Watch: Richard Dreyfuss breaks down after meeting Robert Shaw's granddaughter on The Late Late Show, circa 2010
Shaw's personal nemesis had been alcohol. Being a writer, he kept drinking diaries. One of which, kept during the picture's production in 1974 and re-discovered a few years ago, inspired his son Ian to write the play and inhabited his father, whom he closely resembles.

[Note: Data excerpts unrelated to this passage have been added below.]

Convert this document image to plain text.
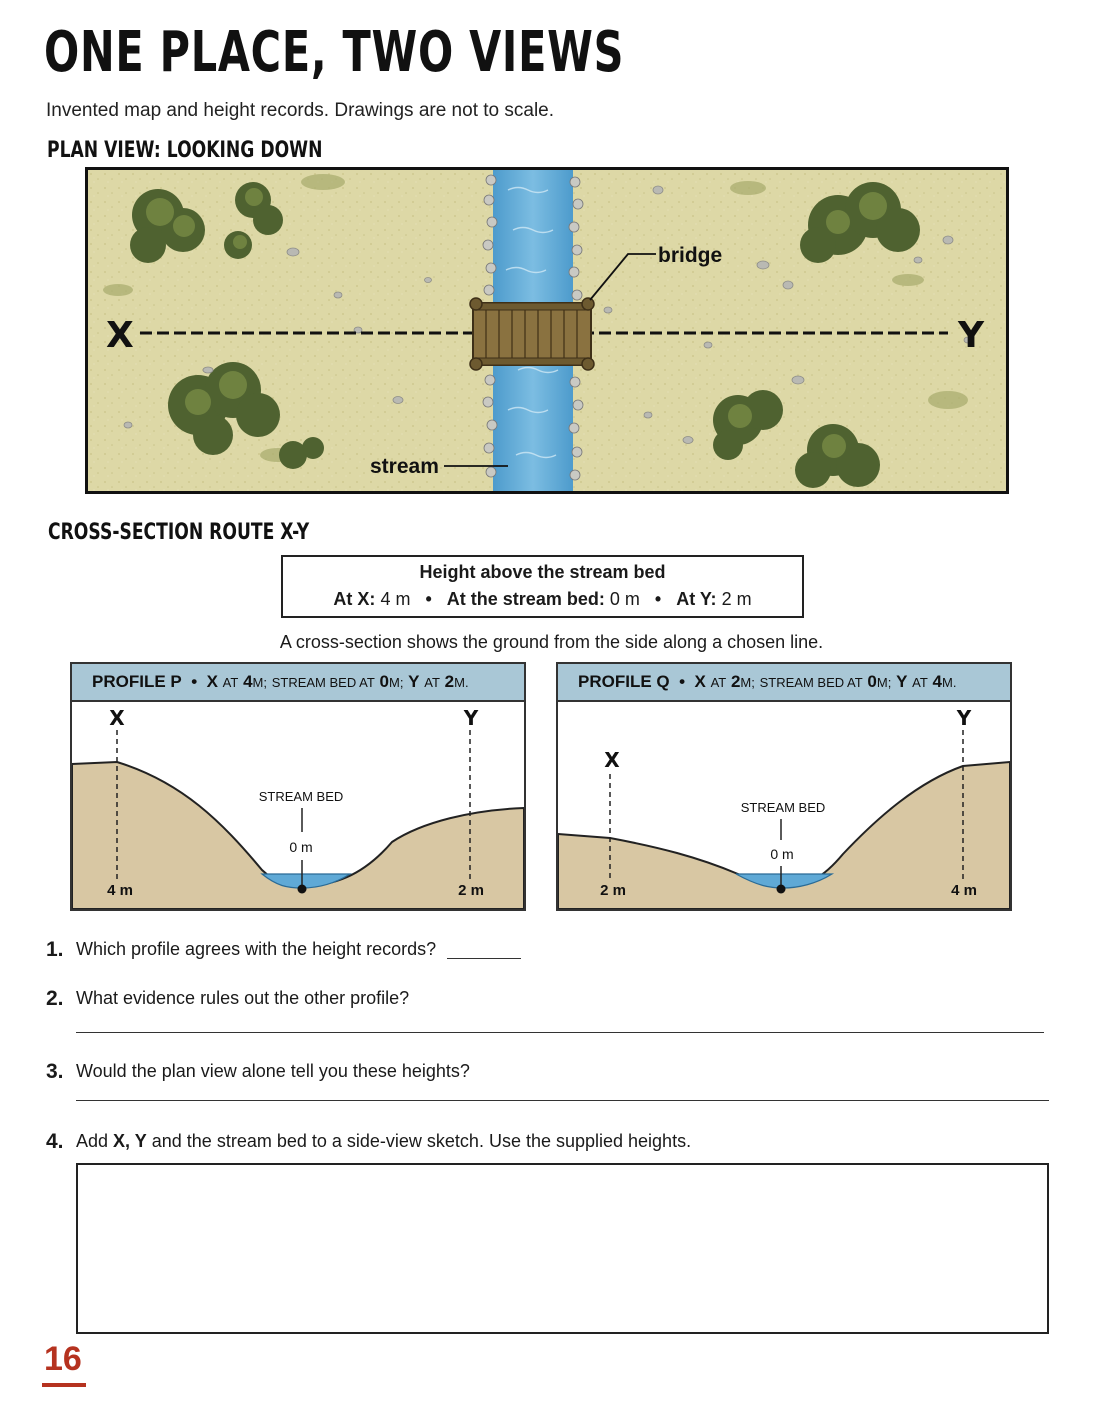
ONE PLACE, TWO VIEWS
Invented map and height records. Drawings are not to scale.
PLAN VIEW: LOOKING DOWN
X	Y
bridge
stream
CROSS-SECTION ROUTE X-Y
Height above the stream bed
At X: 4 m • At the stream bed: 0 m • At Y: 2 m
A cross-section shows the ground from the side along a chosen line.
PROFILE P • X AT 4M; STREAM BED AT 0M; Y AT 2M.
X	Y
STREAM BED
0 m
4 m	2 m
PROFILE Q • X AT 2M; STREAM BED AT 0M; Y AT 4M.
X
Y
STREAM BED
0 m
2 m	4 m
1. Which profile agrees with the height records?
2. What evidence rules out the other profile?
3. Would the plan view alone tell you these heights?
4. Add X, Y and the stream bed to a side-view sketch. Use the supplied heights.
16
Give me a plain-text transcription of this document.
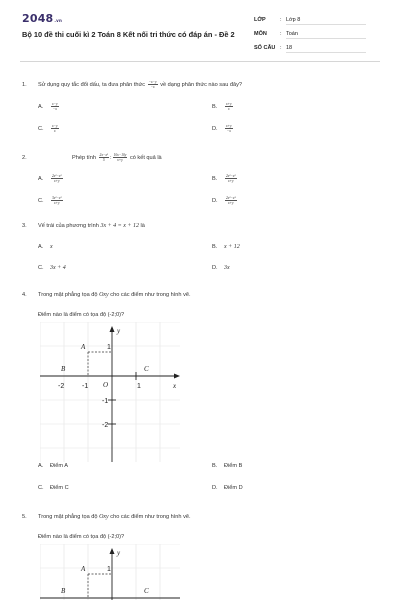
2048.vn
Bộ 10 đề thi cuối kì 2 Toán 8 Kết nối tri thức có đáp án - Đề 2
LỚP	: Lớp 8
MÔN : Toán
SỐ CÂU : 18
1. Sử dụng quy tắc đổi dấu, ta đưa phân thức $\frac{-x-y}{-x}$ về dạng phân thức nào sau đây?
A. $\frac{x-y}{-x}$	B. $\frac{x+y}{x}$
C. $\frac{x-y}{x}$	D. $\frac{x+y}{-x}$
2.	Phép tính $\frac{\text{2x−x²}}{5}$ : $\frac{10x-10y}{x+y}$ có kết quả là
A. $\frac{\text{2x²−x²}}{x+y}$	B. $\frac{\text{2x²−x²}}{x+y}$
C. $\frac{\text{3x²−x²}}{x+y}$	D. $\frac{\text{2x²−x³}}{x+y}$
3. Vế trái của phương trình 3x + 4 = x + 12 là
A. x	B. x + 12
C. 3x + 4	D. 3x
4. Trong mặt phẳng tọa độ Oxy cho các điểm như trong hình vẽ.
Điểm nào là điểm có tọa độ (-2;0)?
y
x
O
-2	-1	1
1
-1
-2
A
B	C
A. Điểm A	B. Điểm B
C. Điểm C	D. Điểm D
5. Trong mặt phẳng tọa độ Oxy cho các điểm như trong hình vẽ.
Điểm nào là điểm có tọa độ (-2;0)?
y
1
A
B	C
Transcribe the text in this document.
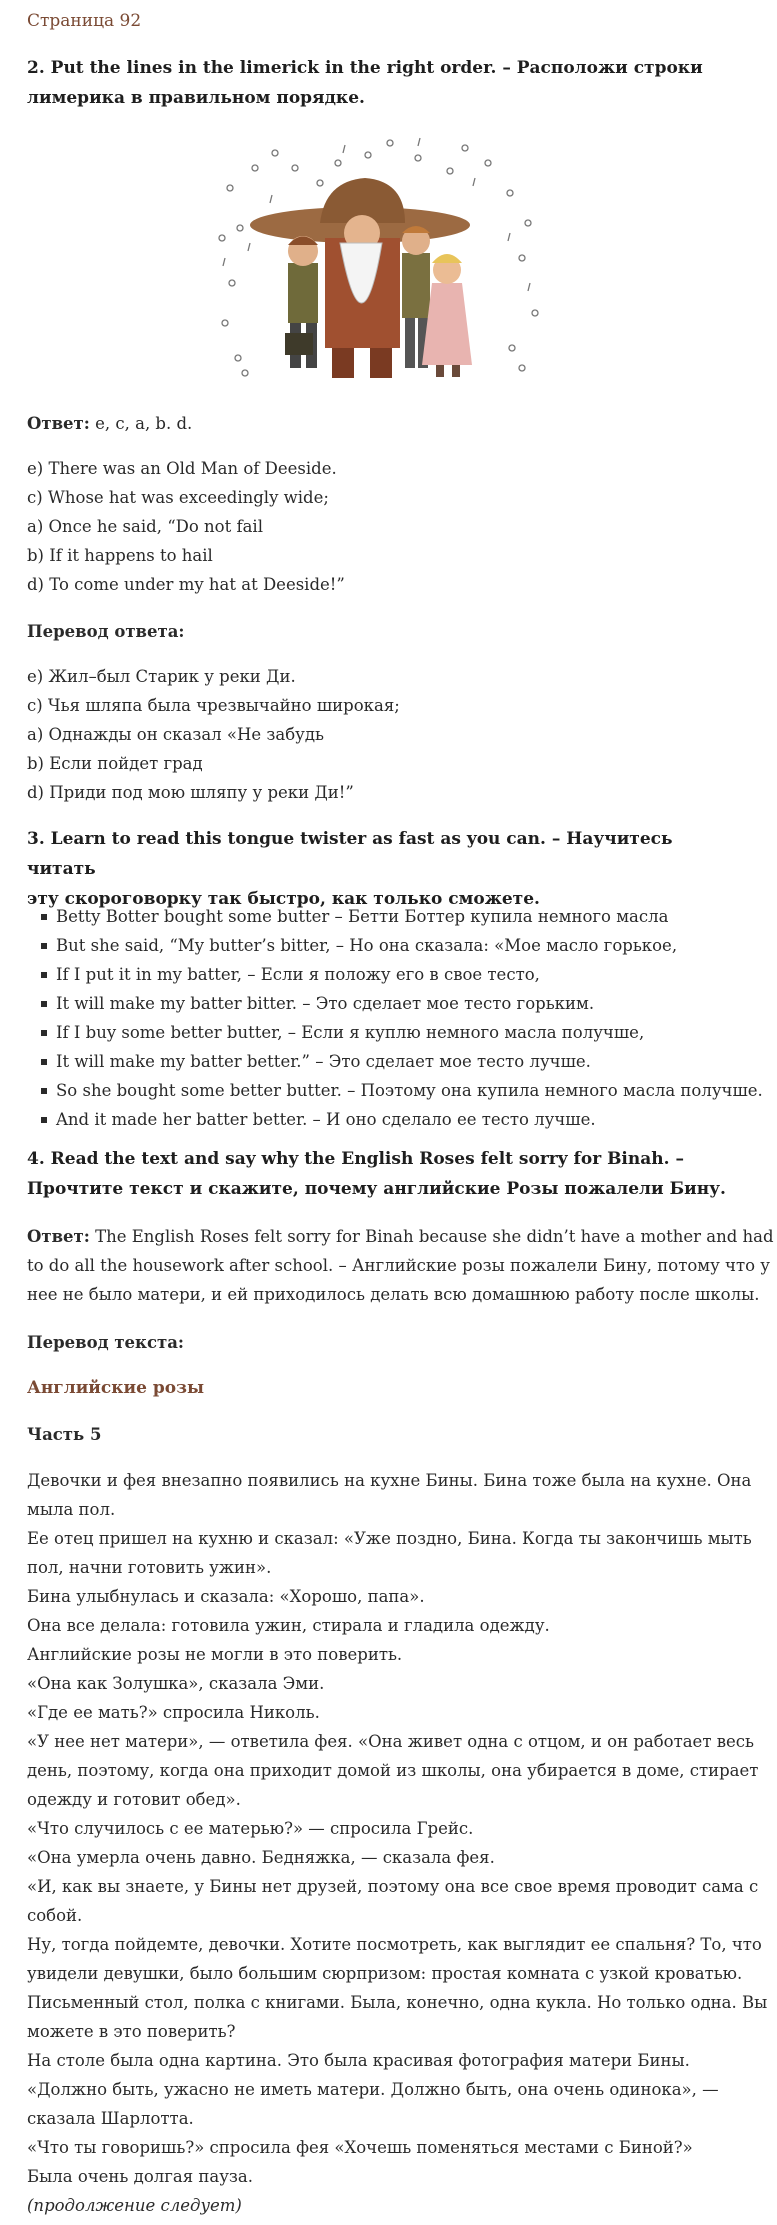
Страница 92
2. Put the lines in the limerick in the right order. – Расположи строки
лимерика в правильном порядке.
Ответ: e, c, a, b. d.
e) There was an Old Man of Deeside.
c) Whose hat was exceedingly wide;
a) Once he said, “Do not fail
b) If it happens to hail
d) To come under my hat at Deeside!”
Перевод ответа:
e) Жил–был Старик у реки Ди.
c) Чья шляпа была чрезвычайно широкая;
a) Однажды он сказал «Не забудь
b) Если пойдет град
d) Приди под мою шляпу у реки Ди!”
3. Learn to read this tongue twister as fast as you can. – Научитесь читать
эту скороговорку так быстро, как только сможете.
Betty Botter bought some butter – Бетти Боттер купила немного масла
But she said, “My butter’s bitter, – Но она сказала: «Мое масло горькое,
If I put it in my batter, – Если я положу его в свое тесто,
It will make my batter bitter. – Это сделает мое тесто горьким.
If I buy some better butter, – Если я куплю немного масла получше,
It will make my batter better.” – Это сделает мое тесто лучше.
So she bought some better butter. – Поэтому она купила немного масла получше.
And it made her batter better. – И оно сделало ее тесто лучше.
4. Read the text and say why the English Roses felt sorry for Binah. –
Прочтите текст и скажите, почему английские Розы пожалели Бину.
Ответ: The English Roses felt sorry for Binah because she didn’t have a mother and had
to do all the housework after school. – Английские розы пожалели Бину, потому что у
нее не было матери, и ей приходилось делать всю домашнюю работу после школы.
Перевод текста:
Английские розы
Часть 5
Девочки и фея внезапно появились на кухне Бины. Бина тоже была на кухне. Она
мыла пол.
Ее отец пришел на кухню и сказал: «Уже поздно, Бина. Когда ты закончишь мыть
пол, начни готовить ужин».
Бина улыбнулась и сказала: «Хорошо, папа».
Она все делала: готовила ужин, стирала и гладила одежду.
Английские розы не могли в это поверить.
«Она как Золушка», сказала Эми.
«Где ее мать?» спросила Николь.
«У нее нет матери», — ответила фея. «Она живет одна с отцом, и он работает весь
день, поэтому, когда она приходит домой из школы, она убирается в доме, стирает
одежду и готовит обед».
«Что случилось с ее матерью?» — спросила Грейс.
«Она умерла очень давно. Бедняжка, — сказала фея.
«И, как вы знаете, у Бины нет друзей, поэтому она все свое время проводит сама с
собой.
Ну, тогда пойдемте, девочки. Хотите посмотреть, как выглядит ее спальня? То, что
увидели девушки, было большим сюрпризом: простая комната с узкой кроватью.
Письменный стол, полка с книгами. Была, конечно, одна кукла. Но только одна. Вы
можете в это поверить?
На столе была одна картина. Это была красивая фотография матери Бины.
«Должно быть, ужасно не иметь матери. Должно быть, она очень одинока», —
сказала Шарлотта.
«Что ты говоришь?» спросила фея «Хочешь поменяться местами с Биной?»
Была очень долгая пауза.
(продолжение следует)
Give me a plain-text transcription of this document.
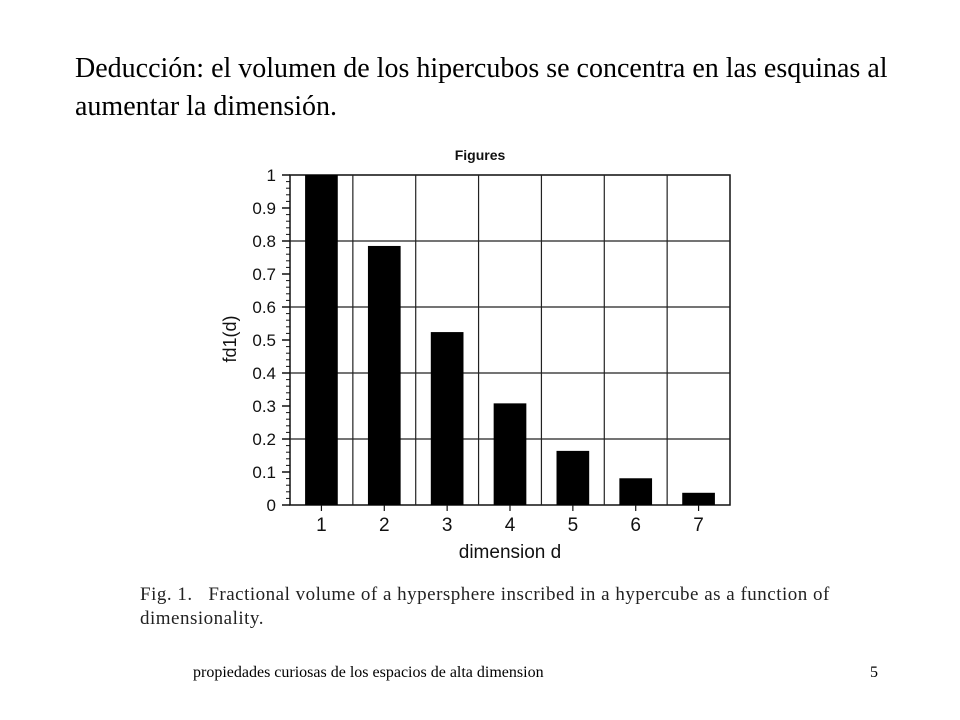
Deducción: el volumen de los hipercubos se concentra en las esquinas al aumentar la dimensión.
0
0.1
0.2
0.3
0.4
0.5
0.6
0.7
0.8
0.9
1
1	2	3	4	5	6	7
Figures
dimension d
fd1(d)
Fig. 1. Fractional volume of a hypersphere inscribed in a hypercube as a function of dimensionality.
propiedades curiosas de los espacios de alta dimension	5
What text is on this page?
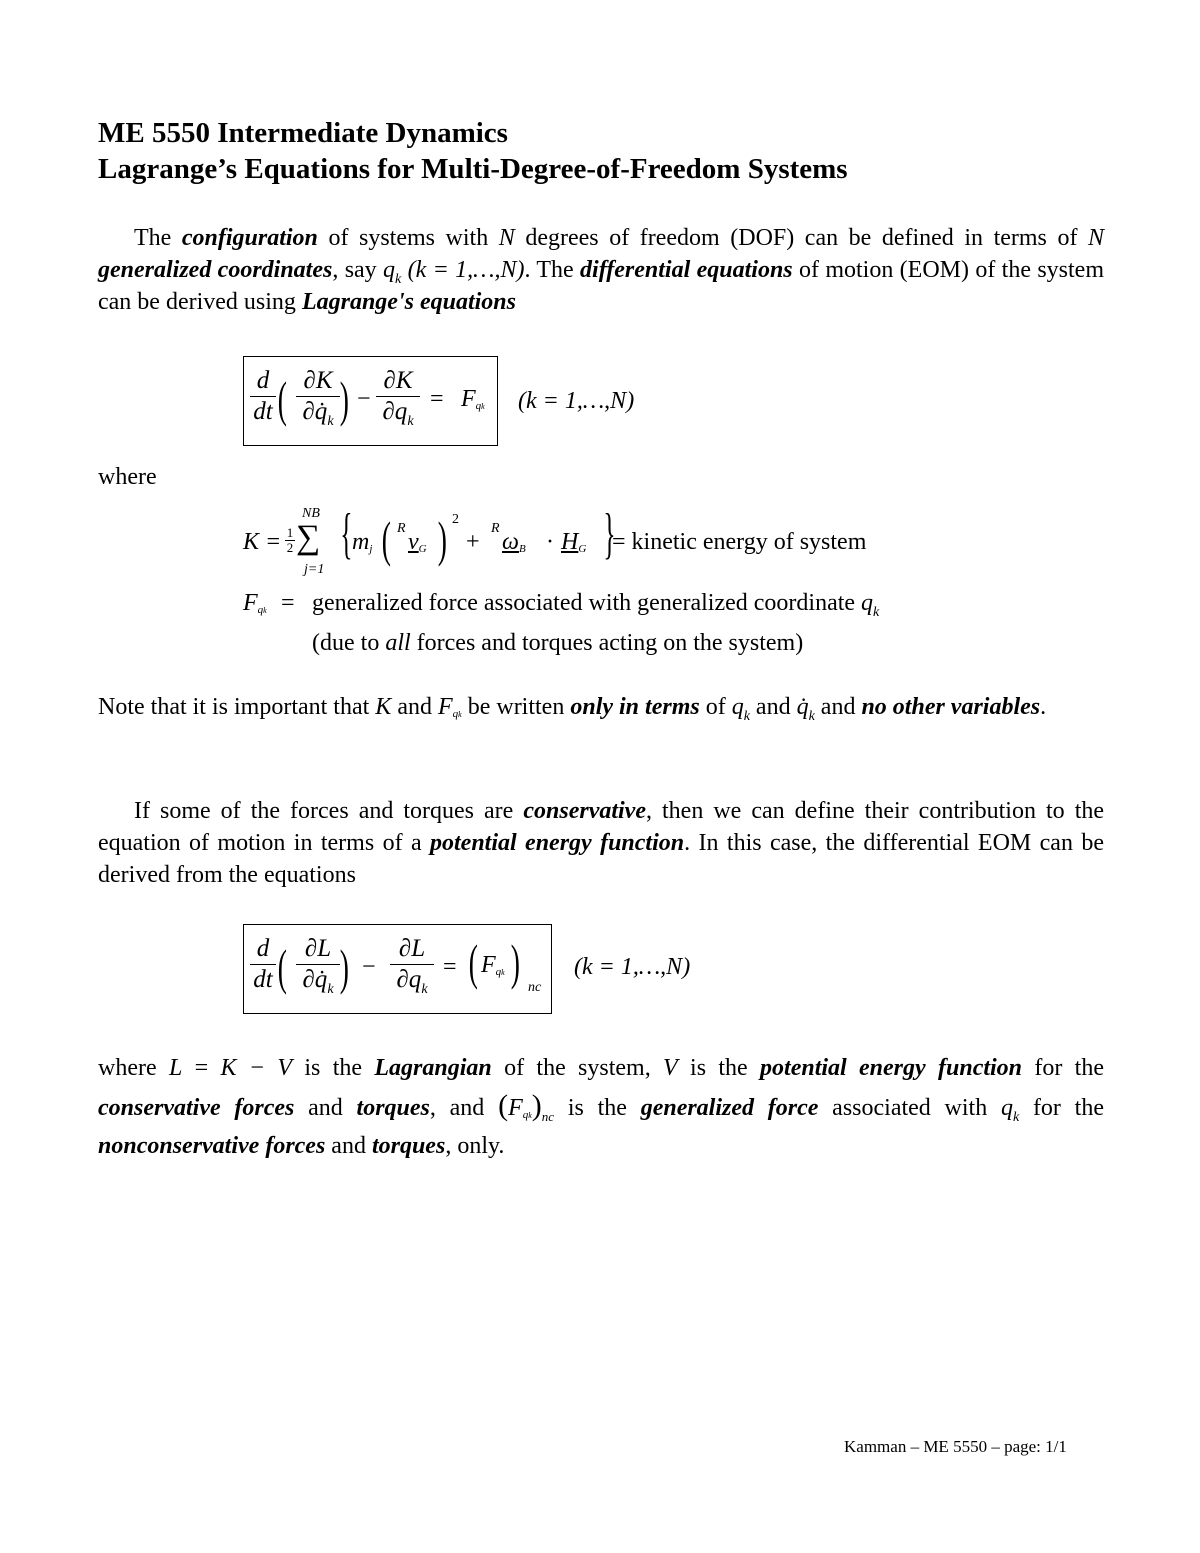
ME 5550 Intermediate Dynamics
Lagrange’s Equations for Multi-Degree-of-Freedom Systems
The configuration of systems with N degrees of freedom (DOF) can be defined in terms of N generalized coordinates, say $q_k$ (k = 1,…,N). The differential equations of motion (EOM) of the system can be derived using Lagrange's equations
$\frac{d}{dt}$ ( $\frac{\partial K}{\partial q̇_k}$ ) − $\frac{\partial K}{\partial q_k} = F_{qk}$ (k = 1,…,N)
where
K = 1
2 ∑
NB
j=1
{ $m_j$ ( R
$v_G$ ) 2
+
R
$\omega_B \cdot H_G$ }
= kinetic energy of system
$F_{qk}$ = generalized force associated with generalized coordinate $q_k$
(due to all forces and torques acting on the system)
Note that it is important that K and $F_{qk}$ be written only in terms of $q_k$ and $q̇_k$ and no other variables.
If some of the forces and torques are conservative, then we can define their contribution to the equation of motion in terms of a potential energy function. In this case, the differential EOM can be derived from the equations
$\frac{d}{dt}$ ( $\frac{\partial L}{\partial q̇_k}$ ) − $\frac{\partial L}{\partial q_k}$ = ( $F_{qk}$ ) nc
(k = 1,…,N)
where L = K − V is the Lagrangian of the system, V is the potential energy function for the conservative forces and torques, and $(F_{qk})_{nc}$ is the generalized force associated with $q_k$ for the nonconservative forces and torques, only.
Kamman – ME 5550 – page: 1/1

The worldwide success of Jaws made Shaw a wanted man in Hollywood. Some of his post-shark films were pretty good, such as Black Sunday and Robin & Marion. The Deep and The Buccaneers, not so great. But his pay cheques were. This allowed him to take care of his extended family on his farm in Tourmakeady. Co. Mayo. Rober Shaw was barely fifty-one when he died from a heart attack driving home from the shops one afternoon in August of 1978. Spending much of his filmography playing intense, stoic, veteran men of war, sea, politics and whiskey, he was truly a man of all seasons. But in Jaws, a movie for the ages, I venture it's his grizzing Shark-hunting moustachioed Quint, who will be tying sheep-shanks in the audience's collective consciousness for as long as there is cinema. Singing "Farewell and adieu to you fair Spanish ladies… Farewell and adieu to you ladies of Spain… For we've received orders for to sail back to Boston… And so never more shall we see you again."